The work of the GPO Film unit under John Grierson in the mid 1930s is well known and rightly celebrated and it certainly helped Britten’s development as well as spreading his name. This splendid and fascinating concert brought together Aldeburgh Voices, Jubilee Opera Chorus and Aurora Orchestra with Samuel West as narrator, all under the assured baton of Nicholas Collon.

Naturally Britten’s music was a major feature of the evening but the quality and purpose of the film making was equally absorbing and rewarding. Perhaps even more profound and sobering at the end of the evening was to realise how much – and how irrevocably- Britain has changed in those 75 years.

The Men behind the Meters was made by the British Commercial Gas Association and Britten composed two short movements, the second an uneasy waltz already foreshadowing the piano concerto.
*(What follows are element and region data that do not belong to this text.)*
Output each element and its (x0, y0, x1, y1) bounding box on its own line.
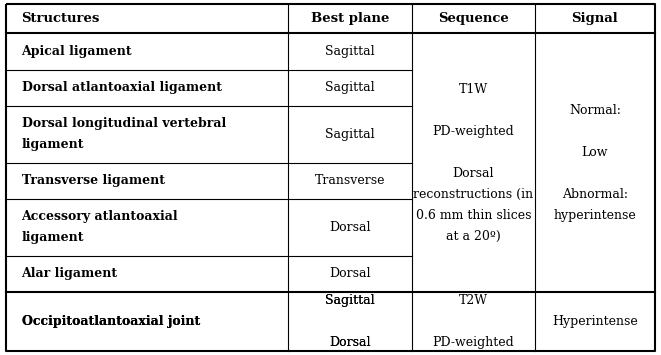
Text: Dorsal atlantoaxial ligament: Dorsal atlantoaxial ligament (22, 81, 221, 94)
Text: Transverse ligament: Transverse ligament (22, 174, 165, 187)
Text: Sagittal

Dorsal: Sagittal Dorsal (325, 294, 375, 349)
Text: Sequence: Sequence (438, 12, 509, 25)
Text: Accessory atlantoaxial
ligament: Accessory atlantoaxial ligament (22, 211, 178, 244)
Text: Alar ligament: Alar ligament (22, 267, 118, 280)
Text: Dorsal: Dorsal (329, 221, 371, 234)
Text: T1W

PD-weighted

Dorsal
reconstructions (in
0.6 mm thin slices
at a 20º): T1W PD-weighted Dorsal reconstructions (… (413, 83, 533, 243)
Text: Apical ligament: Apical ligament (22, 45, 132, 58)
Text: Transverse: Transverse (315, 174, 385, 187)
Text: Sagittal: Sagittal (325, 128, 375, 141)
Text: Dorsal: Dorsal (329, 267, 371, 280)
Text: Hyperintense: Hyperintense (552, 315, 638, 328)
Text: T2W

PD-weighted: T2W PD-weighted (432, 294, 514, 349)
Text: Best plane: Best plane (311, 12, 389, 25)
Text: Sagittal: Sagittal (325, 45, 375, 58)
Text: Occipitoatlantoaxial joint: Occipitoatlantoaxial joint (22, 315, 200, 328)
Text: Sagittal

Dorsal: Sagittal Dorsal (325, 294, 375, 349)
Text: Sagittal: Sagittal (325, 81, 375, 94)
Text: Structures: Structures (22, 12, 100, 25)
Text: Normal:

Low

Abnormal:
hyperintense: Normal: Low Abnormal: hyperintense (554, 104, 637, 222)
Text: Dorsal longitudinal vertebral
ligament: Dorsal longitudinal vertebral ligament (22, 118, 226, 152)
Text: Occipitoatlantoaxial joint: Occipitoatlantoaxial joint (22, 315, 200, 328)
Text: Signal: Signal (572, 12, 618, 25)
Coal Face proved particularly interesting, not least for its from-another-era statistics, 750,000 employed in the coal industry in 1935, 137,000 in South Wales. Britten used the piano and percussion to excellent effect to mimic the sounds of cutting and winding gear and when the film turned to the mining village he produced a chorus remarkably prescient of the Borough in Grimes and well sung by Aldeburgh Voices.

God’s Chillun, a more ambitious piece about the Slave Trade was Britten’s first major collaboration with WH Auden. It looks somewhat dated in parts today but involves a setting of songs by William Blake, well sung by Joanna Forbes L’estrange.
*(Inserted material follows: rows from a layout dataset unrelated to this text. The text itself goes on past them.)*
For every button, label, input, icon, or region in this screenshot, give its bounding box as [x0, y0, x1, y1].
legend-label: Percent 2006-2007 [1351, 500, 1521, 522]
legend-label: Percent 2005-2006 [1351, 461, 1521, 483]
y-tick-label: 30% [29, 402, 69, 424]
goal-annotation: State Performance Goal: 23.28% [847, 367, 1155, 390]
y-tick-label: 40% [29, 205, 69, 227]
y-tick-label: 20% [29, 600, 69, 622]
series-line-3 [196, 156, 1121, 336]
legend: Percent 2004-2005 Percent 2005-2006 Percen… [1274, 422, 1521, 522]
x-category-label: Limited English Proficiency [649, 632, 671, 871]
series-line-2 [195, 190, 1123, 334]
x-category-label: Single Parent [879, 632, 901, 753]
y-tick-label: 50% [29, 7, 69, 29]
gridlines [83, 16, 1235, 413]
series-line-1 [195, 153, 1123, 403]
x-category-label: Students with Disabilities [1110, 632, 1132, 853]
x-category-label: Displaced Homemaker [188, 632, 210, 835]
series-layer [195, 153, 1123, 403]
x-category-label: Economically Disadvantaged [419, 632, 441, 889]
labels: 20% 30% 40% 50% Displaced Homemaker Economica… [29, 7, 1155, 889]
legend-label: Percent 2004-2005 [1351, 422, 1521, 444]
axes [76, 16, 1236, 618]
Night Mail needs no introduction or comment other than to applaud Samuel West for coping splendidly with the tongue-twisting ‘letters for the rich, letters for the poor….’

The second opened with a fascinating short piece of pacifist sentiment which was originally banned by the censor. Tocher made an amusing case for the PO Saving’s Bank and Sixpenny Telegram did as the title suggested. The King’s Stamp, a rather sprawling film gave Britten more trouble than any other commission but elicited some fine ideas, particularly in the music to accompany the stamp manufacture.
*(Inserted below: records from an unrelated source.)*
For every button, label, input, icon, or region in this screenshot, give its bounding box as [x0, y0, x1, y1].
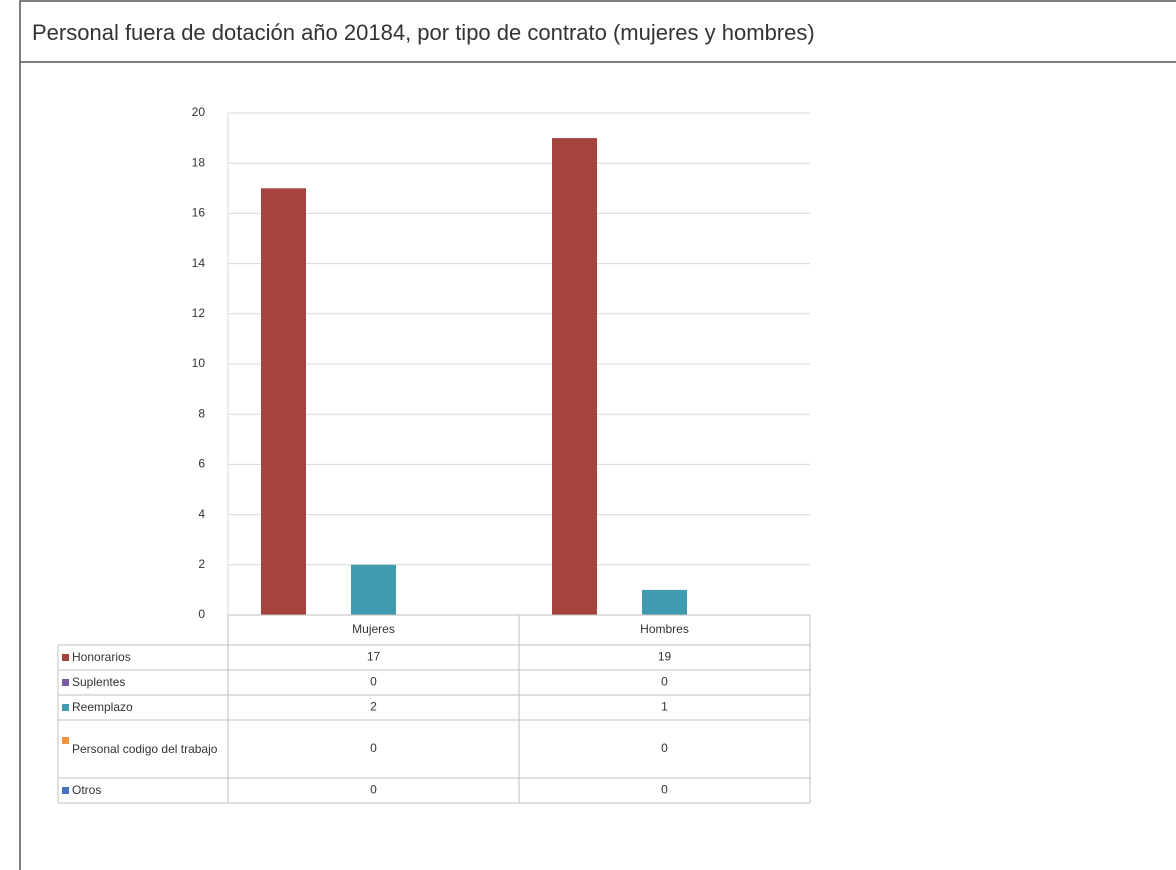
y-tick-label: 10	[192, 356, 206, 370]
bar	[261, 188, 306, 616]
legend-cell: Personal codigo del trabajo	[62, 720, 224, 778]
category-label: Hombres	[640, 622, 689, 636]
y-tick-label: 6	[198, 457, 205, 471]
legend-entry: Personal codigo del trabajo	[62, 720, 224, 778]
y-tick-label: 12	[192, 306, 206, 320]
table-value: 0	[661, 675, 668, 689]
bar	[642, 589, 687, 615]
legend-label: Suplentes	[72, 675, 126, 689]
table-value: 17	[367, 650, 381, 664]
table-value: 0	[661, 741, 668, 755]
y-tick-label: 2	[198, 557, 205, 571]
chart-title: Personal fuera de dotación año 20184, po…	[32, 20, 815, 45]
legend-key	[62, 654, 69, 661]
legend-key	[62, 787, 69, 794]
legend-entry: Honorarios	[62, 645, 224, 670]
table-value: 0	[370, 675, 377, 689]
y-tick-label: 20	[192, 105, 206, 119]
legend-entry: Suplentes	[62, 670, 224, 695]
y-tick-label: 16	[192, 206, 206, 220]
legend-label: Reemplazo	[72, 700, 133, 714]
y-tick-label: 18	[192, 155, 206, 169]
frame	[19, 0, 1176, 870]
legend-key	[62, 679, 69, 686]
table-value: 0	[370, 741, 377, 755]
table-value: 2	[370, 700, 377, 714]
bar	[351, 564, 396, 615]
table-value: 19	[658, 650, 672, 664]
legend-cell: Honorarios	[62, 645, 224, 670]
y-tick-label: 0	[198, 607, 205, 621]
table-value: 0	[370, 783, 377, 797]
legend-cell: Otros	[62, 778, 224, 803]
legend-cell: Reemplazo	[62, 695, 224, 720]
table-value: 1	[661, 700, 668, 714]
y-tick-label: 14	[192, 256, 206, 270]
legend-entry: Otros	[62, 778, 224, 803]
legend-entry: Reemplazo	[62, 695, 224, 720]
y-tick-label: 4	[198, 507, 205, 521]
legend-label: Personal codigo del trabajo	[72, 741, 218, 756]
legend-key	[62, 704, 69, 711]
table-value: 0	[661, 783, 668, 797]
y-tick-label: 8	[198, 406, 205, 420]
legend-label: Honorarios	[72, 650, 131, 664]
legend-key	[62, 737, 69, 744]
legend-cell: Suplentes	[62, 670, 224, 695]
legend-label: Otros	[72, 783, 102, 797]
category-label: Mujeres	[352, 622, 395, 636]
bar	[552, 138, 597, 615]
By the time of their final collaboration on ‘The Way to the Sea’ both Auden and Britten had gained in confidence and were able to treat the electrification of the London-Portsmouth Railway with a degree of wry detachment and off-beat humour.

Full marks are due to the concert planners and all performers and technicians for this superb evening, highlighting a long-gone era but memorably captured by its brilliant contemporaries.